SpaceShipTwo VSS Unity (a “space plane”; get used to that term) will fly humans three times faster than the speed of sound on a regular basis, according to the Virgin Galactic official website, on its quest to establish a “global culture” of space flight.
“By the end of this century, I hope that hundreds of thousands of people will have the chance at becoming astronauts,” Virgin founder and all-around mojo master Sir Richard Branson said.
In May of 2018, The Spaceship Company successfully welcomed back to Earth its second supersonic, rocket-powered test flight. The second flight came less than two months after its first rocket-powered flight.
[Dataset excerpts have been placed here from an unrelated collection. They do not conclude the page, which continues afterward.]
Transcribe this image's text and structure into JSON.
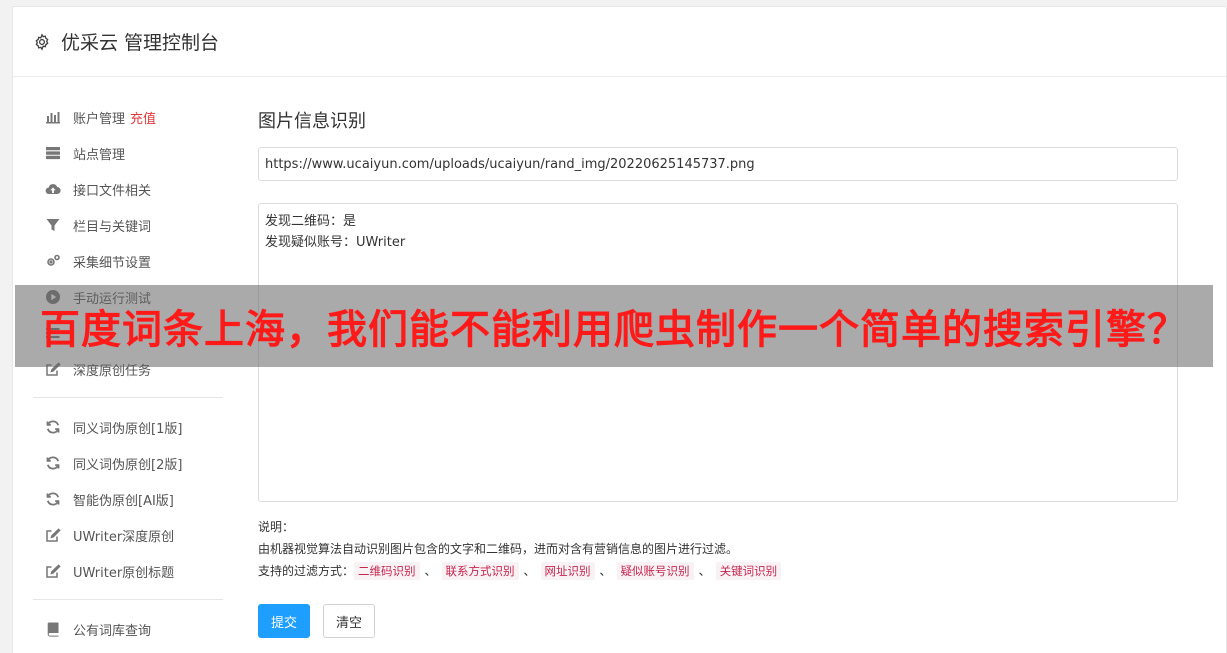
{
  "header": {
    "title": "优采云 管理控制台",
    "icon": "gear-icon"
  },
  "sidebar": {
    "groups": [
      [
        {
          "label": "账户管理",
          "extra": "充值",
          "icon": "bar-chart-icon"
        },
        {
          "label": "站点管理",
          "icon": "server-icon"
        },
        {
          "label": "接口文件相关",
          "icon": "cloud-upload-icon"
        },
        {
          "label": "栏目与关键词",
          "icon": "filter-icon"
        },
        {
          "label": "采集细节设置",
          "icon": "cogs-icon"
        },
        {
          "label": "手动运行测试",
          "icon": "play-circle-icon"
        },
        {
          "label": "",
          "icon": "list-icon"
        },
        {
          "label": "深度原创任务",
          "icon": "edit-icon"
        }
      ],
      [
        {
          "label": "同义词伪原创[1版]",
          "icon": "refresh-icon"
        },
        {
          "label": "同义词伪原创[2版]",
          "icon": "refresh-icon"
        },
        {
          "label": "智能伪原创[AI版]",
          "icon": "refresh-icon"
        },
        {
          "label": "UWriter深度原创",
          "icon": "edit-icon"
        },
        {
          "label": "UWriter原创标题",
          "icon": "edit-icon"
        }
      ],
      [
        {
          "label": "公有词库查询",
          "icon": "book-icon"
        }
      ]
    ]
  },
  "main": {
    "title": "图片信息识别",
    "url_value": "https://www.ucaiyun.com/uploads/ucaiyun/rand_img/20220625145737.png",
    "results": [
      "发现二维码：是",
      "发现疑似账号：UWriter"
    ],
    "desc_label": "说明：",
    "desc_text": "由机器视觉算法自动识别图片包含的文字和二维码，进而对含有营销信息的图片进行过滤。",
    "filter_label": "支持的过滤方式：",
    "filter_separator": "、",
    "filters": [
      "二维码识别",
      "联系方式识别",
      "网址识别",
      "疑似账号识别",
      "关键词识别"
    ],
    "submit_label": "提交",
    "clear_label": "清空"
  },
  "overlay": {
    "text": "百度词条上海，我们能不能利用爬虫制作一个简单的搜索引擎？"
  },
  "colors": {
    "primary": "#1e9fff",
    "recharge": "#e4393c",
    "tag_text": "#c7254e",
    "tag_bg": "#f9f2f4",
    "overlay_text": "#ff1a1a"
  }
}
That’s critical, because, once in commercial service, Virgin Galactic’s flights are designed to be turned around at a high frequency to meet consumer demand that will, for sure, be out of this world.
The sequel flight saw the rocket’s motor burn for the planned 31 seconds and propel Unity to a speed of Mach 1.9 and an altitude of 114,500 feet.
Things are moving fast on the ground as well.
Less than two months later (although, in reality, after two years of business discussions, government regulatory analysis, studies on potential operations and market assessment) the company signed a preliminary agreement to bring Virgin Galactic spaceflights to Italy, with the eventual goal to build an Italian spaceport to service future suborbital flights.
Virgin already has the world’s first purpose-built commercial spaceport (in New Mexico, USA).
There’s a reason things are moving this fast. Virgin reports that the number of customers who have paid to reserve places to fly on SpaceShipTwo is already higher than the total number of humans who have ever been to space throughout history.